Michaloliakos is in a good mood as he sits in his office near Omonia Square. He has just come from party headquarters, where he organized an event for Greek shop owners to address the problem of growing crime in the downtown area. A group of broad-shouldered men with crew cuts have gathered in front of his office, where pamphlets on the "Lenin lie" and "Aryan culture" are laid out in display cases. There are also various items for sale, including T-shirts from the Pit Bull Germany collection, a label associated with right-wing extremism, flags and other memorabilia. Most items sport the party's logo, a rune-like character surrounded by a laurel wreath. The resemblance to the swastika is so striking that it has to be deliberate.
"We are nationalists," says Michaloliakos, by way of explanation, and points out that his party has more than 10,000 members nationwide and is growing by the day. "Golden Dawn" wants to close Greece's borders and, with the help of the EU and the United Nations, send immigrants back to their countries. Until then, his supporters will just have to deal with the problem, Michaloliakos says with a chuckle -- and quickly adds that it's just a joke.

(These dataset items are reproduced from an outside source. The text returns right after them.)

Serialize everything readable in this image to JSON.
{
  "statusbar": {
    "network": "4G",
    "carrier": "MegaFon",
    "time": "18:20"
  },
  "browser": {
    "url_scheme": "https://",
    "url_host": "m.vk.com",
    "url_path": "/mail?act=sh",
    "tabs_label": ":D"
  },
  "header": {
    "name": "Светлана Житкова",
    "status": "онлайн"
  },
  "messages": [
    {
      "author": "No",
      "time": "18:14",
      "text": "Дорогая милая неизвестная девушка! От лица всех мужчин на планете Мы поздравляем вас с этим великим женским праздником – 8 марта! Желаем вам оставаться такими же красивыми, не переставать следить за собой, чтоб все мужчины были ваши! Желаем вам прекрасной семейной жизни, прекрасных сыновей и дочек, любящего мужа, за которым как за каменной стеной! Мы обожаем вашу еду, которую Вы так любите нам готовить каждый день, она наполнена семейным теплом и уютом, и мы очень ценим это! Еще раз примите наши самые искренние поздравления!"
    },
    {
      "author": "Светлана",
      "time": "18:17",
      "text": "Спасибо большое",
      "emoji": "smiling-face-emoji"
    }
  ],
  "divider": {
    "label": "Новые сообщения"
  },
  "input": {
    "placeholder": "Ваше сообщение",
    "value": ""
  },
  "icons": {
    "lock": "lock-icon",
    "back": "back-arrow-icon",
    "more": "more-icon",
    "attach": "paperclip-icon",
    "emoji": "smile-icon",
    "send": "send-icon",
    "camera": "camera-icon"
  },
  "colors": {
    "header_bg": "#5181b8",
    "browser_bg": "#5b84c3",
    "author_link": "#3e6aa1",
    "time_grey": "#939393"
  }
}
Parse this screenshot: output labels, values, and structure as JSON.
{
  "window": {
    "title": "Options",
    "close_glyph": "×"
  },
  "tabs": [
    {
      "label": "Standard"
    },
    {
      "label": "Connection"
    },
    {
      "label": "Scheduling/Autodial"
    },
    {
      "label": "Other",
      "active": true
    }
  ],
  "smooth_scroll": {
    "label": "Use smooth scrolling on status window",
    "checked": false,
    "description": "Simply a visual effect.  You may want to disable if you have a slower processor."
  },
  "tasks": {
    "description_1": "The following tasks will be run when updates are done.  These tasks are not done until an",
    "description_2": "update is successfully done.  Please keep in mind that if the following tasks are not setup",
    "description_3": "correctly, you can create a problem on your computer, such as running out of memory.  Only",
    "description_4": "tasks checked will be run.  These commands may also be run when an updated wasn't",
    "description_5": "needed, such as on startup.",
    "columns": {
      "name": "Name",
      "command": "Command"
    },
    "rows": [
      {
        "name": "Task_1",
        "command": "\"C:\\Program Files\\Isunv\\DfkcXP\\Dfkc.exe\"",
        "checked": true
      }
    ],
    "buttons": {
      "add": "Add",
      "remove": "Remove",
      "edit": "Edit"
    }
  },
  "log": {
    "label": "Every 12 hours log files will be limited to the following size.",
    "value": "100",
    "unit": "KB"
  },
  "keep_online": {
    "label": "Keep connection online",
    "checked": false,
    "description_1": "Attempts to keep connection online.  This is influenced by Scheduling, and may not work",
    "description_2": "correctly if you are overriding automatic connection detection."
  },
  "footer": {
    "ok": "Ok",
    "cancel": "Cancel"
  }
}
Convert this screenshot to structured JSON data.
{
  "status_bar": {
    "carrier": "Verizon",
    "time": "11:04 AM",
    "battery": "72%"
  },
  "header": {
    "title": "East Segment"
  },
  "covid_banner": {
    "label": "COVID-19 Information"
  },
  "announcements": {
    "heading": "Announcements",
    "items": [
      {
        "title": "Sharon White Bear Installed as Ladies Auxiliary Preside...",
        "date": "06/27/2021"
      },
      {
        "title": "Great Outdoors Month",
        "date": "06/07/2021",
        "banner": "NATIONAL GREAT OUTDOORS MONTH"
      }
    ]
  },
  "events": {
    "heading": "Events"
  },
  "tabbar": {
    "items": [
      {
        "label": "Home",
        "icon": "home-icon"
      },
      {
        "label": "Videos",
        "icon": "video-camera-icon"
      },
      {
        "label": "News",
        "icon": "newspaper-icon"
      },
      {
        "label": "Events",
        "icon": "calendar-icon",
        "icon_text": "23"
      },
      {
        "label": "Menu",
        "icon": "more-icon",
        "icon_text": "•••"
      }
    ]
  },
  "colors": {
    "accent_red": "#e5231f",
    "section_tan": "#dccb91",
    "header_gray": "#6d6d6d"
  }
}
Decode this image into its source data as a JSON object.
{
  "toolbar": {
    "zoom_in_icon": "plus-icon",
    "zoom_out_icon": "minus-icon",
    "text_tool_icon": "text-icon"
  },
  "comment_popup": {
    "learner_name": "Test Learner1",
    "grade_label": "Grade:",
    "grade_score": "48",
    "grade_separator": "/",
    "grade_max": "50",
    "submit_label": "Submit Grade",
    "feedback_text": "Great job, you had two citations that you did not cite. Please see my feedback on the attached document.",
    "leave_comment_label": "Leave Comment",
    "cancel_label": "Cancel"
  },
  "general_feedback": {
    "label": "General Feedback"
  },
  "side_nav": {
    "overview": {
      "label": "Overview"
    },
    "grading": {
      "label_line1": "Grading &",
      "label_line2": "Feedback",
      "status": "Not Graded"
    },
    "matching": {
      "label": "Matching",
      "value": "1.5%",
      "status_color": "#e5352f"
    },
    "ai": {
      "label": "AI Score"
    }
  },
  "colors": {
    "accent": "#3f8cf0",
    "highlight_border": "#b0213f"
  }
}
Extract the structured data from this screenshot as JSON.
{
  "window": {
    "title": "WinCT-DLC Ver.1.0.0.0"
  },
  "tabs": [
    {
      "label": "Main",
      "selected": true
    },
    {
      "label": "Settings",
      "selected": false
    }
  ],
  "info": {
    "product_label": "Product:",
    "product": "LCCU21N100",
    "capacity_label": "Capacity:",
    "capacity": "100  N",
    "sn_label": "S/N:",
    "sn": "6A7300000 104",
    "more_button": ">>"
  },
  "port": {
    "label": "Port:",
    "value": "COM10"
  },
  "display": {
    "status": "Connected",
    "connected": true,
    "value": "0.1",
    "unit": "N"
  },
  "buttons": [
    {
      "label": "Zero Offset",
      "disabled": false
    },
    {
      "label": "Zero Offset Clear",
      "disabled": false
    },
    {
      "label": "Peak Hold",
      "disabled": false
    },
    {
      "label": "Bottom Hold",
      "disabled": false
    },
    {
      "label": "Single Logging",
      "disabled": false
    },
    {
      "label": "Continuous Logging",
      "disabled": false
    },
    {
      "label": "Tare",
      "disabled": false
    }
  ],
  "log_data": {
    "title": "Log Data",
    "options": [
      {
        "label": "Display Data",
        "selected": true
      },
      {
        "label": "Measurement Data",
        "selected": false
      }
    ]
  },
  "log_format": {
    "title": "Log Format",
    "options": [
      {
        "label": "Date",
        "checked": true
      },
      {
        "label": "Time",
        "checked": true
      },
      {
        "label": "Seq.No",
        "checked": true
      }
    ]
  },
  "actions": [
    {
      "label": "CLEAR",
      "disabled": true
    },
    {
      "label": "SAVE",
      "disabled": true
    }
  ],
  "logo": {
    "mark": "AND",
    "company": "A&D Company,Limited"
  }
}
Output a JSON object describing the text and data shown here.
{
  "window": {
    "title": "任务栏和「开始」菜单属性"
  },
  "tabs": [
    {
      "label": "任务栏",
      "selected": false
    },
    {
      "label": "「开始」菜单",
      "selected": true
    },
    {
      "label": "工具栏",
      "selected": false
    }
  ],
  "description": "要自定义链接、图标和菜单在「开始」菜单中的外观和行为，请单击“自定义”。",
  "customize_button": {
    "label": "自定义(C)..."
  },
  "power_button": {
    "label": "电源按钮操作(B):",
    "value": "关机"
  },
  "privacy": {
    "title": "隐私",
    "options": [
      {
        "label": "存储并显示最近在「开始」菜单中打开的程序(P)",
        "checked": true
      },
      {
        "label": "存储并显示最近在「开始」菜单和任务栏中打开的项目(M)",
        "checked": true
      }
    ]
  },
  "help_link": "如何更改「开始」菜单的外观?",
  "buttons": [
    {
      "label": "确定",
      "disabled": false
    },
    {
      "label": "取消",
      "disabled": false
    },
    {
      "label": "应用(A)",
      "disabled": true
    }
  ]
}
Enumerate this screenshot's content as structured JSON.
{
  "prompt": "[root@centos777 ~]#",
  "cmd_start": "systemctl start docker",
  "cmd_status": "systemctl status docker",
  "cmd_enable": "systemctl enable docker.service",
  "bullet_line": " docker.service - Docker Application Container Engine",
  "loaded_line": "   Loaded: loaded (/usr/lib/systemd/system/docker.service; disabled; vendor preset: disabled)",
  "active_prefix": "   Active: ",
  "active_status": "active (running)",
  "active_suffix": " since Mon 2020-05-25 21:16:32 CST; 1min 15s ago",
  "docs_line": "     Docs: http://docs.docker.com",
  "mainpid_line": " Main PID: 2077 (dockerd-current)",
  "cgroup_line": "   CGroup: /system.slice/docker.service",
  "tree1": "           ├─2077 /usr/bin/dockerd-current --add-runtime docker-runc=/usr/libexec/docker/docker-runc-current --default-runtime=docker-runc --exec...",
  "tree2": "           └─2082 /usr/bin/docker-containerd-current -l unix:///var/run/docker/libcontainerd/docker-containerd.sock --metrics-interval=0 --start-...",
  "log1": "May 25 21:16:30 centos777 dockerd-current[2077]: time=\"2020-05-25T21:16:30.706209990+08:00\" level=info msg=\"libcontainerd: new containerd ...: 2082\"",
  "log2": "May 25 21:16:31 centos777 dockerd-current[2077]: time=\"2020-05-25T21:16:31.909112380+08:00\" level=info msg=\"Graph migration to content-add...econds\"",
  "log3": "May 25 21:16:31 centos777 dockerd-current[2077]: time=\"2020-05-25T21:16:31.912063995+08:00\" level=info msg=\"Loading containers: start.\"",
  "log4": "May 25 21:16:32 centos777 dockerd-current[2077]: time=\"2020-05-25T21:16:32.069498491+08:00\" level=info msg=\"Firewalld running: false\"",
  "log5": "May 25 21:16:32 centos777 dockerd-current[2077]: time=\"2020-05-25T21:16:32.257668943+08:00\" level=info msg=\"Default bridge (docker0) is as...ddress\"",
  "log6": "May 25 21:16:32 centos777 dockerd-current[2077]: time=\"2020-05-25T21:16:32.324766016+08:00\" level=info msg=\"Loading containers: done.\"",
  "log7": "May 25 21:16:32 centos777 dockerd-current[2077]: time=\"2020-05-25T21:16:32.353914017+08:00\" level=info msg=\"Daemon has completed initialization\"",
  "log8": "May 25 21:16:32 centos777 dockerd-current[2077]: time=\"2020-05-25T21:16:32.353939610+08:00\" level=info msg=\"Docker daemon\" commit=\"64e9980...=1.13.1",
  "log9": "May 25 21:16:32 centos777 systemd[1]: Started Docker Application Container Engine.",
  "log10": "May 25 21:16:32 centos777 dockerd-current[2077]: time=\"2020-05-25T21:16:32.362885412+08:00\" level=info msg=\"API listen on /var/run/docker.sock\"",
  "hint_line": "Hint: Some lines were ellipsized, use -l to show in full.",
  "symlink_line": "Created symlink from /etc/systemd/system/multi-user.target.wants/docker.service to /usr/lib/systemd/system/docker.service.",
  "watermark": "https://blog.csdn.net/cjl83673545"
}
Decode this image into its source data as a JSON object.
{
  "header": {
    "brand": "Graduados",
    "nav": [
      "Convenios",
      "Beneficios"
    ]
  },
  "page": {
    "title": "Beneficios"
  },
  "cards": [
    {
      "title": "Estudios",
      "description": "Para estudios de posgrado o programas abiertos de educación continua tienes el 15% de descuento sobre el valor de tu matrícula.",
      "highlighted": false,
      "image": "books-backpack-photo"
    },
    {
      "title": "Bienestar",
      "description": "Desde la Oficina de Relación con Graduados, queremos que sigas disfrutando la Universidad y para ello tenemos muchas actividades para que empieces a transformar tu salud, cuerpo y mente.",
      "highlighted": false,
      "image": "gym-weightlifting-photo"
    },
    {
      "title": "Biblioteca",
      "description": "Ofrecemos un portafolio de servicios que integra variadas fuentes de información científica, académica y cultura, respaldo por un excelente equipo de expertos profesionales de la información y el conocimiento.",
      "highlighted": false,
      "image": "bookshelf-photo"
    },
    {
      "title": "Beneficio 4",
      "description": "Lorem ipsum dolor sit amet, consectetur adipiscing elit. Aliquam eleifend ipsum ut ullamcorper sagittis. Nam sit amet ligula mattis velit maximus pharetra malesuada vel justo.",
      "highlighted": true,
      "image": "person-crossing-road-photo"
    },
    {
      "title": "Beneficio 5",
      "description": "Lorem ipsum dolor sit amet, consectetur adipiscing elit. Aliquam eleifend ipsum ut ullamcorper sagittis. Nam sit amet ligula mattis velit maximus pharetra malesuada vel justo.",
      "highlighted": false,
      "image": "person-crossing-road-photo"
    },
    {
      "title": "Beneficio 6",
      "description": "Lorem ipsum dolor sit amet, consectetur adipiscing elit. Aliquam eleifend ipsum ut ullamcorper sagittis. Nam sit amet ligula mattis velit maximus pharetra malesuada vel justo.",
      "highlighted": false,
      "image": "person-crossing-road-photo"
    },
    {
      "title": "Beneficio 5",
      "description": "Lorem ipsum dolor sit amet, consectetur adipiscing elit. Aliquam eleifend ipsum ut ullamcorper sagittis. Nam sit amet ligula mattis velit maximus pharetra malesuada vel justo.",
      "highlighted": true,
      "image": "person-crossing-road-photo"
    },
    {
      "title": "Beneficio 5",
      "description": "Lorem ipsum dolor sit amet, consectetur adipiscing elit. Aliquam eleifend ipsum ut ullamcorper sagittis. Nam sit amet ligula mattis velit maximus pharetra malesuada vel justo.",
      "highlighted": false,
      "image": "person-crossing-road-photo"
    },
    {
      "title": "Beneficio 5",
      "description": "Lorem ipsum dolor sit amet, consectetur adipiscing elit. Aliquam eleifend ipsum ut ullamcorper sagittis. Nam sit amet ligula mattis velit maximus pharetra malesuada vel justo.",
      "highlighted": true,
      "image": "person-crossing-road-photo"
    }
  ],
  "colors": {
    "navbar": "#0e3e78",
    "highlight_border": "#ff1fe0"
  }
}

But it doesn't seem like a joke. One owner of a souvlaki snack bar now keeps a telephone number next to his cash register. It's an emergency number of sorts. If he feels threatened, he says, he dials the number and they show up -- on mopeds, carrying clubs and usually masked. They know what to do, he says, unlike the police. Who are they? "The members of Golden Dawn," says the man.
'A Bomb That Must Be Neutralized'
The number of vigilante groups and initiatives in downtown Athens has grown significantly in recent months, as residents begin to organize. A neighborhood group recently removed a telephone booth from a small square in front of their apartment buildings -- to prevent immigrants from standing in line to make calls.
Many residents feel abandoned by the state, the city and the police. According to a study by the University of Peloponnese, more than 90 percent of shop and tavern owners in the downtown area believe that their neighborhood is "very unsafe." More than half say that they have already been attacked and robbed. Hotels are closing or hiring security personnel.
Penelope Agathou founded a group called Epoizo about a year ago. According to the bylaws, the club supports "a better quality of life." It has 110 members, "cultivated people only," as Agathou is quick to point out. An older woman in an angora sweater with a heart-shaped pattern and carefully made-up lips, she lives on America Square, which she says ought to be called Africa Square.
"Everything was black," says Agathou, looking out the window. The Africans were eating, sleeping and urinating in front of her door. She says that she is no racist, and that she gives regularly to UNICEF. But, she adds, "for us, these people are a threat to public health."
Now that an election campaign is underway in Athens and the police presence has suddenly been increased, many illegal immigrants are afraid to go into the streets, and America Square isn't quite as full of immigrants. Last week, the minister of citizen protection announced the so-called broom campaign. People without residency permits will now be arrested and taken to newly constructed detention centers. The situation in downtown Athens, says the minister, is "a bomb that must be neutralized."
Massoud, the Afghan, has reached his home unscathed before the onset of darkness. An old woman is standing in the entrance to the building.
"What do you want?" she shouts at him.
"I live here," Massoud says quietly. He shows her his key, and the woman sighs. When he reaches the third floor, he unlocks the door to the single room he shares with his cousin. "I have to get out of here," he says. Life used to be good in Greece, he says, but now it's terrible.
So where does he want to go? To Germany, France, it doesn't matter, says Massoud -- any place that's better than this.